Less than one-third of registered voters participated in Boston’s municipal elections

Rene Droz, who initially called himself "Uncle Sam," of Dorchester collected posters from the outside of St. Mark's Elementary School polling locations in Boston to collect posters on Nov. 2. (Photo by Charles Taylor/BU News Service)

By Charles Taylor
Boston University News Service

BOSTON — Despite a hotly contested mayoral campaign that saw daily media coverage and millions spent in advertising dollars, just under a third of Boston’s eligible voters — 143,547 out of 442,049 — participated in Tuesday’s election, according to data from the city’s election department.

But as low as that number is, it is consistent with turnout in other Boston elections. The four previous municipal elections in 2005, 2009, 2013 and 2017, had an average turnout of 33.19% compared to Tuesday’s 32.47%.

Boston University political scientist, Katherine Levine Einstein, said Tuesday’s vote had two factors against better participation. 

“Local elections are generally low turnout affairs, but in particular this is an off-cycle election,” said Einstein, who studies local politics and policy. “It doesn’t surprise me at all that turnout this year was abysmal because it’s generally not great for local politics and it’s especially terrible when you’re off-cycle from a presidential year.” 

“In some ways, you could almost call this an off-off-cycle,” Einstein said. “In off-cycle elections, we often think about things like midterms. But this didn’t coincide with any federal or state-level election.”

Still, it was a clear victory for Michelle Wu, who received 64.2% of the vote despite only 20.8% of registered Bostonians voting for her.

Einstein said the result would not have changed with a higher turnout; in fact, a higher turnout would have likely benefitted Wu.

“Young people, immigrants, and voters of color were less likely to turn up in an off-cycle election,” Einstein said. “Given the general trends, I would expect all of those groups to lean more towards Michelle Wu rather than Annissa Essaibi George.”

One of the election’s unaccounted voters was Rene Droz of Dorchester, who worked the polls at St. Mark’s Elementary School in Ward 16.

“I went into my polling place but it was too busy,” he said of Ward 17’s Lower Mills Library in Dorchester. Despite not voting, Droz was dressed for the occasion, wearing a full “Uncle Sam” costume.

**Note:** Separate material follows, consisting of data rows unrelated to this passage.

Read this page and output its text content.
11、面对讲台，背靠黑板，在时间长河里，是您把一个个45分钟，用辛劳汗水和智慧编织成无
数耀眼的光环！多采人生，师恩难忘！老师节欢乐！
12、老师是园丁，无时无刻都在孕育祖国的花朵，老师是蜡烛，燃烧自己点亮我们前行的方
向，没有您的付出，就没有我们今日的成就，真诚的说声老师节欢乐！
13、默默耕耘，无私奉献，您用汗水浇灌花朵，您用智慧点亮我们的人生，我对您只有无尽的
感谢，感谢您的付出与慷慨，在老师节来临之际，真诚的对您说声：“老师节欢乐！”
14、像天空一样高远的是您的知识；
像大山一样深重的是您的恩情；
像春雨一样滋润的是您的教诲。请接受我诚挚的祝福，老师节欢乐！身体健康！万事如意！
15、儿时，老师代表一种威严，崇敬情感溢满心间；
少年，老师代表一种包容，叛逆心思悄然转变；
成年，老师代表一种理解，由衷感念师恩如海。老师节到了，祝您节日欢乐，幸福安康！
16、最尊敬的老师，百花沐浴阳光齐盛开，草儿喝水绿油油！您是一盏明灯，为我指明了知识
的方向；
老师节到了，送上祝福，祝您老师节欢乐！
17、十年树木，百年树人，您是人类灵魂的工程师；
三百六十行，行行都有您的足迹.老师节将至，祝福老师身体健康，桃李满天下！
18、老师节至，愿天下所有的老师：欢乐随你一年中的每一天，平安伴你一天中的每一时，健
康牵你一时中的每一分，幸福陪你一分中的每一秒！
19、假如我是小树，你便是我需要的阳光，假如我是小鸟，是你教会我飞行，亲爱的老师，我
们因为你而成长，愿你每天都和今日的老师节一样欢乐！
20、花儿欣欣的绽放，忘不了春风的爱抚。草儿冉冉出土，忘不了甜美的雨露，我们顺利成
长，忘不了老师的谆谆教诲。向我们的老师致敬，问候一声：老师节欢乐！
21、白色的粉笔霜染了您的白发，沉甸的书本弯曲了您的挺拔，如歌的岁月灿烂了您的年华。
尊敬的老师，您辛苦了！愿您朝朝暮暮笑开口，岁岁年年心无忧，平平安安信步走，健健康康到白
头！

Gauging turnout on the ground can be tricky, though.

Michael Falon of Dorchester also spent his Election Day outside St. Mark’s Elementary School polling location in Ward 16, holding a pink sign supporting Annissa Essaibi George.

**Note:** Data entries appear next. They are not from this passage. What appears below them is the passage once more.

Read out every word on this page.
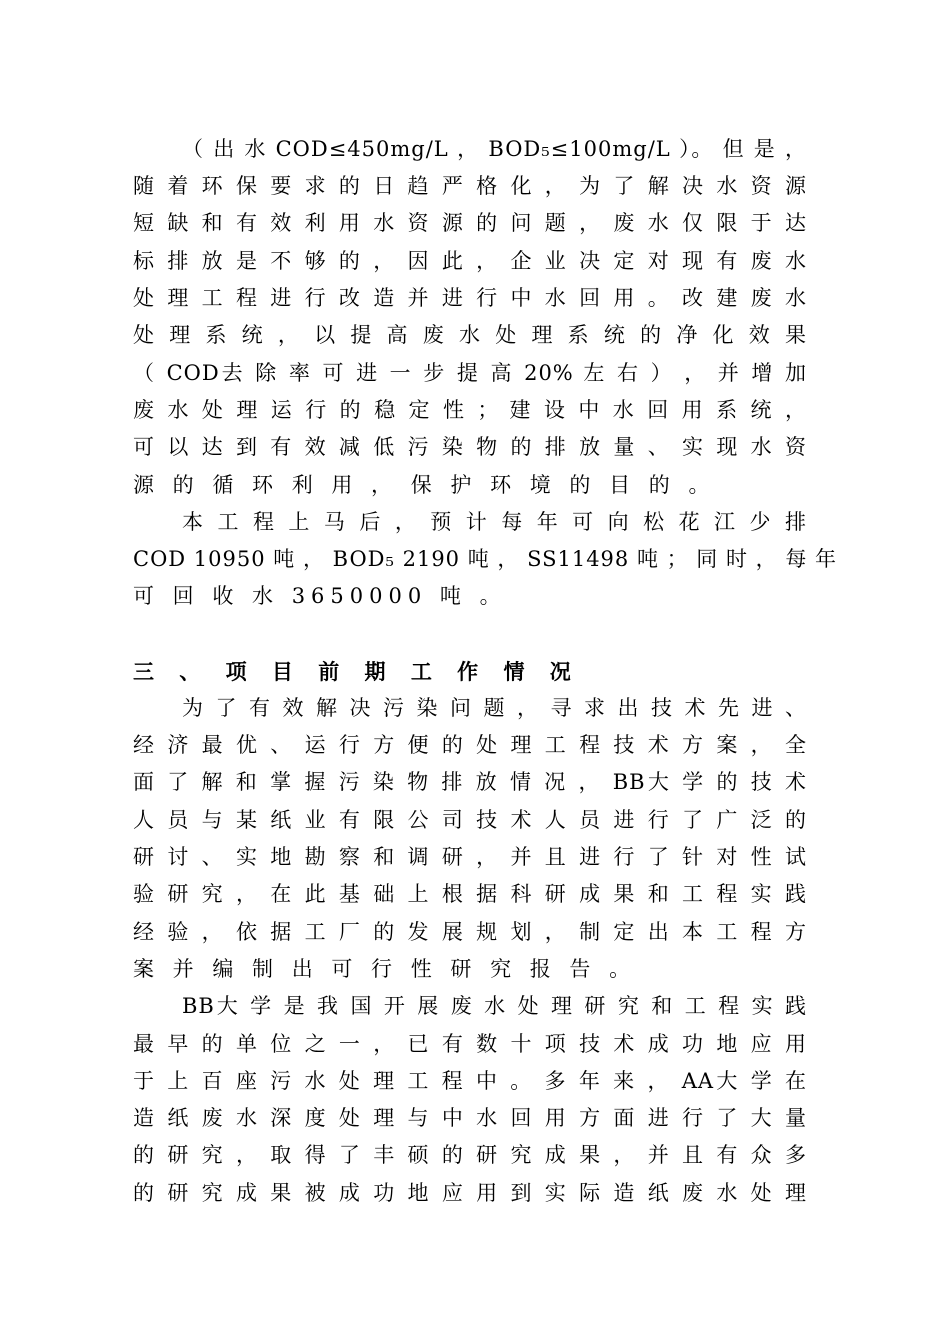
（ 出 水 COD≤450mg/L ， BOD₅≤100mg/L ）。 但 是 ，
随 着 环 保 要 求 的 日 趋 严 格 化 ， 为 了 解 决 水 资 源
短 缺 和 有 效 利 用 水 资 源 的 问 题 ， 废 水 仅 限 于 达
标 排 放 是 不 够 的 ， 因 此 ， 企 业 决 定 对 现 有 废 水
处 理 工 程 进 行 改 造 并 进 行 中 水 回 用 。 改 建 废 水
处 理 系 统 ， 以 提 高 废 水 处 理 系 统 的 净 化 效 果
（ COD去 除 率 可 进 一 步 提 高 20% 左 右 ） ， 并 增 加
废 水 处 理 运 行 的 稳 定 性 ； 建 设 中 水 回 用 系 统 ，
可 以 达 到 有 效 减 低 污 染 物 的 排 放 量 、 实 现 水 资
源 的 循 环 利 用 ， 保 护 环 境 的 目 的 。
本 工 程 上 马 后 ， 预 计 每 年 可 向 松 花 江 少 排
COD 10950 吨 ， BOD₅ 2190 吨 ， SS11498 吨 ； 同 时 ， 每 年
可 回 收 水 3650000 吨 。
三 、 项 目 前 期 工 作 情 况
为 了 有 效 解 决 污 染 问 题 ， 寻 求 出 技 术 先 进 、
经 济 最 优 、 运 行 方 便 的 处 理 工 程 技 术 方 案 ， 全
面 了 解 和 掌 握 污 染 物 排 放 情 况 ， BB大 学 的 技 术
人 员 与 某 纸 业 有 限 公 司 技 术 人 员 进 行 了 广 泛 的
研 讨 、 实 地 勘 察 和 调 研 ， 并 且 进 行 了 针 对 性 试
验 研 究 ， 在 此 基 础 上 根 据 科 研 成 果 和 工 程 实 践
经 验 ， 依 据 工 厂 的 发 展 规 划 ， 制 定 出 本 工 程 方
案 并 编 制 出 可 行 性 研 究 报 告 。
BB大 学 是 我 国 开 展 废 水 处 理 研 究 和 工 程 实 践
最 早 的 单 位 之 一 ， 已 有 数 十 项 技 术 成 功 地 应 用
于 上 百 座 污 水 处 理 工 程 中 。 多 年 来 ， AA大 学 在
造 纸 废 水 深 度 处 理 与 中 水 回 用 方 面 进 行 了 大 量
的 研 究 ， 取 得 了 丰 硕 的 研 究 成 果 ， 并 且 有 众 多
的 研 究 成 果 被 成 功 地 应 用 到 实 际 造 纸 废 水 处 理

“I have seen a lot of people come and go,” he said. “It’s been pretty busy, above average.”

Falon admitted the turnout would only be clear once all the ballots had been counted. “You have the write-ins and all the other means of voting now so you cannot compare it to other years.”

Falon drew his assumptions from experience. The native of Galway, Ireland, has been supporting candidates at polling locations for a long time. “I’ve been doing this since I started my apprenticeship with Mayor Menino,” he joked.

Tuesday’s election saw an increase of 34,816 ballots from the Sept. 14 primary, with a total of 108,731 ballots cast and a turnout of approximately 24.84%, according to the Election Department.

Tuesday also had a better turnout than Boston’s last mayoral race in 2017, which saw current U.S. Secretary of Labor Marty Walsh elected with a voter turnout of 109,034 voters, or 27.80% of all registered voters.

Tuesday’s election turnout was less than half of last year’s presidential election, which saw 68.36% of eligible Boston voters cast a ballot.

“It’s just always the case that national elections are higher turnout affairs,” said Einstein, citing factors including more politically polarized candidates who are easier to learn about, campaign spending on advertising, and national media coverage.

In contrast, in a local election like Tuesday’s, “The two candidates in Boston were both Democrats. There were some important differences in their platforms, but you kind of had to do some research to figure that out,” Einstein said.

“You don’t have the same level of excitement that you do with a national election,” she said.